- To let one team tweak the incident types they care about, you have to hand them a global permission that also lets them change everyone else’s.
- Anyone with the permission can change any incident type, including making a sensitive team’s incidents public, or removing the teams that automatically get visibility of them.
Before you start
You’ll need:- Teams set up in the catalog, with the right people as members. See Getting started with teams.
- An admin to do the initial setup. Assigning an owning team to an incident type or lifecycle requires the Manage incident types permission granted globally, so the first pass needs to be done by an admin.
Step 1: Give your incident types an owning team
Head to Settings → Incident Types and edit a type. In the Incident type owner field, choose the team (or teams) that should own it. Once a type has an owning team, the people who can edit, delete, or override its forms are restricted to:- Anyone with the Manage incident types permission granted globally (such as an admin)

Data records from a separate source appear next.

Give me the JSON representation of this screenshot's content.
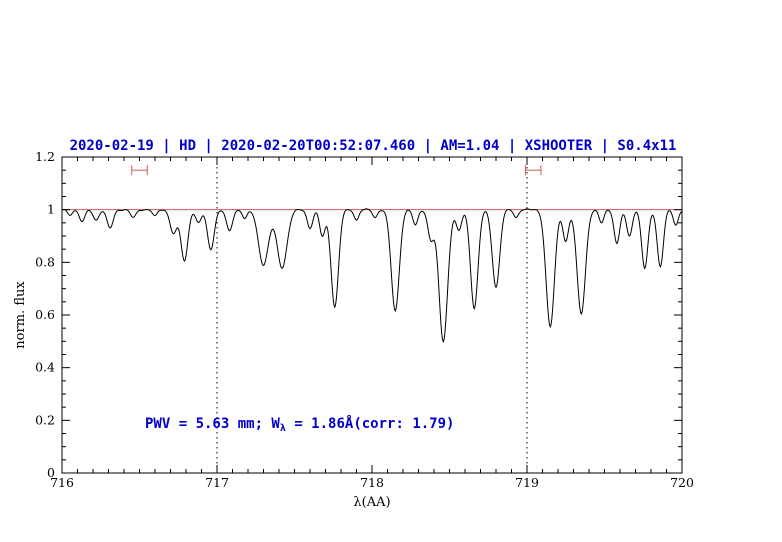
{
  "figure": {
    "background": "#ffffff",
    "colors": {
      "accent_blue": "#0000cd",
      "reference_red": "#cf5b56",
      "marker_red": "#cf5b56",
      "spectrum_black": "#000000"
    },
    "annotation": {
      "prefix": "PWV = 5.63 mm; W",
      "sub": "λ",
      "suffix": " = 1.86Å(corr: 1.79)"
    }
  },
  "chart_data": {
    "type": "line",
    "title": "2020-02-19 | HD | 2020-02-20T00:52:07.460 | AM=1.04 | XSHOOTER | S0.4x11",
    "xlabel": "λ(AA)",
    "ylabel": "norm. flux",
    "xlim": [
      716,
      720
    ],
    "ylim": [
      0,
      1.2
    ],
    "x_ticks": [
      716,
      717,
      718,
      719,
      720
    ],
    "x_tick_labels": [
      "716",
      "717",
      "718",
      "719",
      "720"
    ],
    "x_minor_step": 0.1,
    "y_ticks": [
      0,
      0.2,
      0.4,
      0.6,
      0.8,
      1,
      1.2
    ],
    "y_tick_labels": [
      "0",
      "0.2",
      "0.4",
      "0.6",
      "0.8",
      "1",
      "1.2"
    ],
    "y_minor_step": 0.05,
    "grid": false,
    "legend": null,
    "continuum_level": 1.0,
    "continuum_noise": 0.003,
    "sample_step": 0.005,
    "reference_hline_y": 1.0,
    "dotted_vlines": [
      717,
      719
    ],
    "range_markers": [
      {
        "x_start": 716.45,
        "x_end": 716.55,
        "y": 1.15
      },
      {
        "x_start": 718.99,
        "x_end": 719.09,
        "y": 1.15
      }
    ],
    "pwv_mm": 5.63,
    "equivalent_width_A": 1.86,
    "ew_corr": 1.79,
    "absorption_lines_format": "[center_AA, depth_normflux, sigma_AA]",
    "absorption_lines": [
      [
        716.05,
        0.02,
        0.015
      ],
      [
        716.13,
        0.045,
        0.018
      ],
      [
        716.22,
        0.04,
        0.018
      ],
      [
        716.31,
        0.07,
        0.02
      ],
      [
        716.46,
        0.03,
        0.018
      ],
      [
        716.6,
        0.025,
        0.015
      ],
      [
        716.72,
        0.09,
        0.022
      ],
      [
        716.79,
        0.195,
        0.022
      ],
      [
        716.88,
        0.05,
        0.018
      ],
      [
        716.96,
        0.15,
        0.022
      ],
      [
        717.08,
        0.08,
        0.02
      ],
      [
        717.18,
        0.035,
        0.015
      ],
      [
        717.3,
        0.21,
        0.032
      ],
      [
        717.42,
        0.22,
        0.032
      ],
      [
        717.6,
        0.07,
        0.018
      ],
      [
        717.68,
        0.1,
        0.018
      ],
      [
        717.76,
        0.37,
        0.024
      ],
      [
        717.9,
        0.04,
        0.015
      ],
      [
        718.02,
        0.03,
        0.015
      ],
      [
        718.15,
        0.385,
        0.026
      ],
      [
        718.28,
        0.06,
        0.016
      ],
      [
        718.38,
        0.11,
        0.02
      ],
      [
        718.46,
        0.5,
        0.028
      ],
      [
        718.56,
        0.08,
        0.018
      ],
      [
        718.66,
        0.375,
        0.024
      ],
      [
        718.8,
        0.295,
        0.024
      ],
      [
        718.93,
        0.03,
        0.015
      ],
      [
        719.15,
        0.445,
        0.027
      ],
      [
        719.25,
        0.12,
        0.018
      ],
      [
        719.35,
        0.395,
        0.027
      ],
      [
        719.48,
        0.05,
        0.016
      ],
      [
        719.58,
        0.13,
        0.018
      ],
      [
        719.66,
        0.1,
        0.018
      ],
      [
        719.76,
        0.225,
        0.02
      ],
      [
        719.86,
        0.215,
        0.02
      ],
      [
        719.96,
        0.06,
        0.016
      ]
    ]
  }
}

- Members of an owning team who have the permission granted to that team
Your default lifecycle can’t be owned by a team: it applies to every incident across your organization and changes to it always require the global permission.
Step 2: Create a team role with the permission
Go to Settings → Permissions, and on the Team-level tab create a team role (or edit an existing one), selecting Manage incident types. To let the same team manage their lifecycles, add Manage incident lifecycles too. Assign this role to the members of each team who should be able to manage their own incident types. You can control who has which role from the Members tab of the team’s page. See Team roles for more on how this works.Step 3: Confirm it’s working
Someone outside an owning team will see the edit, create, and delete buttons disabled, with a tooltip explaining they don’t have permission for that incident type or lifecycle. Members of the owning team, and anyone who holds the permission globally, can manage it as normal.FAQs
Who can change which teams own an incident type?

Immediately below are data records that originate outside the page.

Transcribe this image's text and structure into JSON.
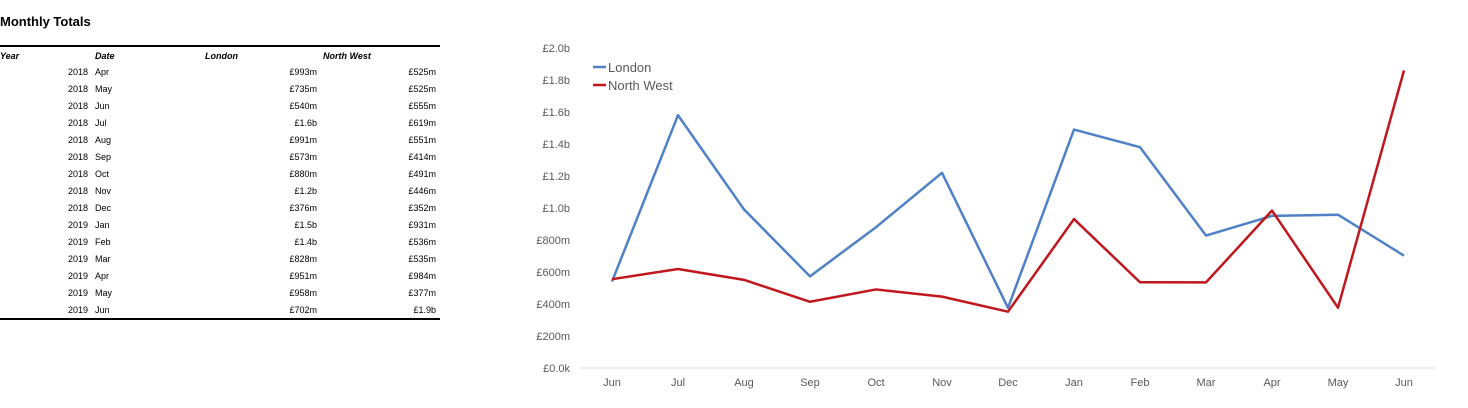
{
  "table": {
    "title": "Monthly Totals",
    "headers": [
      "Year",
      "Date",
      "London",
      "North West"
    ],
    "rows": [
      {
        "year": "2018",
        "month": "Apr",
        "london": "£993m",
        "north_west": "£525m"
      },
      {
        "year": "2018",
        "month": "May",
        "london": "£735m",
        "north_west": "£525m"
      },
      {
        "year": "2018",
        "month": "Jun",
        "london": "£540m",
        "north_west": "£555m"
      },
      {
        "year": "2018",
        "month": "Jul",
        "london": "£1.6b",
        "north_west": "£619m"
      },
      {
        "year": "2018",
        "month": "Aug",
        "london": "£991m",
        "north_west": "£551m"
      },
      {
        "year": "2018",
        "month": "Sep",
        "london": "£573m",
        "north_west": "£414m"
      },
      {
        "year": "2018",
        "month": "Oct",
        "london": "£880m",
        "north_west": "£491m"
      },
      {
        "year": "2018",
        "month": "Nov",
        "london": "£1.2b",
        "north_west": "£446m"
      },
      {
        "year": "2018",
        "month": "Dec",
        "london": "£376m",
        "north_west": "£352m"
      },
      {
        "year": "2019",
        "month": "Jan",
        "london": "£1.5b",
        "north_west": "£931m"
      },
      {
        "year": "2019",
        "month": "Feb",
        "london": "£1.4b",
        "north_west": "£536m"
      },
      {
        "year": "2019",
        "month": "Mar",
        "london": "£828m",
        "north_west": "£535m"
      },
      {
        "year": "2019",
        "month": "Apr",
        "london": "£951m",
        "north_west": "£984m"
      },
      {
        "year": "2019",
        "month": "May",
        "london": "£958m",
        "north_west": "£377m"
      },
      {
        "year": "2019",
        "month": "Jun",
        "london": "£702m",
        "north_west": "£1.9b"
      }
    ]
  },
  "chart_data": {
    "type": "line",
    "categories": [
      "Jun",
      "Jul",
      "Aug",
      "Sep",
      "Oct",
      "Nov",
      "Dec",
      "Jan",
      "Feb",
      "Mar",
      "Apr",
      "May",
      "Jun"
    ],
    "series": [
      {
        "name": "London",
        "color": "#4F81C7",
        "values": [
          540,
          1580,
          991,
          573,
          880,
          1220,
          376,
          1490,
          1380,
          828,
          951,
          958,
          702
        ]
      },
      {
        "name": "North West",
        "color": "#C0171D",
        "values": [
          555,
          619,
          551,
          414,
          491,
          446,
          352,
          931,
          536,
          535,
          984,
          377,
          1860
        ]
      }
    ],
    "ylim": [
      0,
      2000
    ],
    "yticks": [
      0,
      200,
      400,
      600,
      800,
      1000,
      1200,
      1400,
      1600,
      1800,
      2000
    ],
    "ytick_labels": [
      "£0.0k",
      "£200m",
      "£400m",
      "£600m",
      "£800m",
      "£1.0b",
      "£1.2b",
      "£1.4b",
      "£1.6b",
      "£1.8b",
      "£2.0b"
    ],
    "grid": false,
    "legend": "top-left",
    "xlabel": "",
    "ylabel": ""
  }
}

Who can change which teams own an incident type?
Reassigning ownership always requires the Manage incident types permission granted globally. A team can manage
the configuration of a type they own, but they can’t hand it to another team or remove their own team from it. This
stops a team from quietly giving away (or locking others out of) a shared type.
What happens to incident types with no owning team?
What happens to incident types with no owning team?
Nothing changes for them. They can only be managed by people who hold the Manage incident types permission
globally, which is the same as how every incident type behaves today.
Can a type be owned by more than one team?
Can a type be owned by more than one team?
Yes. You can assign multiple owning teams, and a member of any one of them (with the permission granted to that
team) can manage the type.
What about incident forms?
What about incident forms?
Form overrides for a team-owned incident type follow that type’s owning teams, so only the owning team can override
or edit them. Org-wide forms that aren’t tied to a specific type still require the Manage incident types
permission granted globally. See Incident forms.
Can admins still manage every incident type and lifecycle?
Can admins still manage every incident type and lifecycle?
Yes. Anyone who holds the permission globally can manage any incident type or lifecycle, regardless of which team
owns it. This allows a small set of administrators to step in across teams.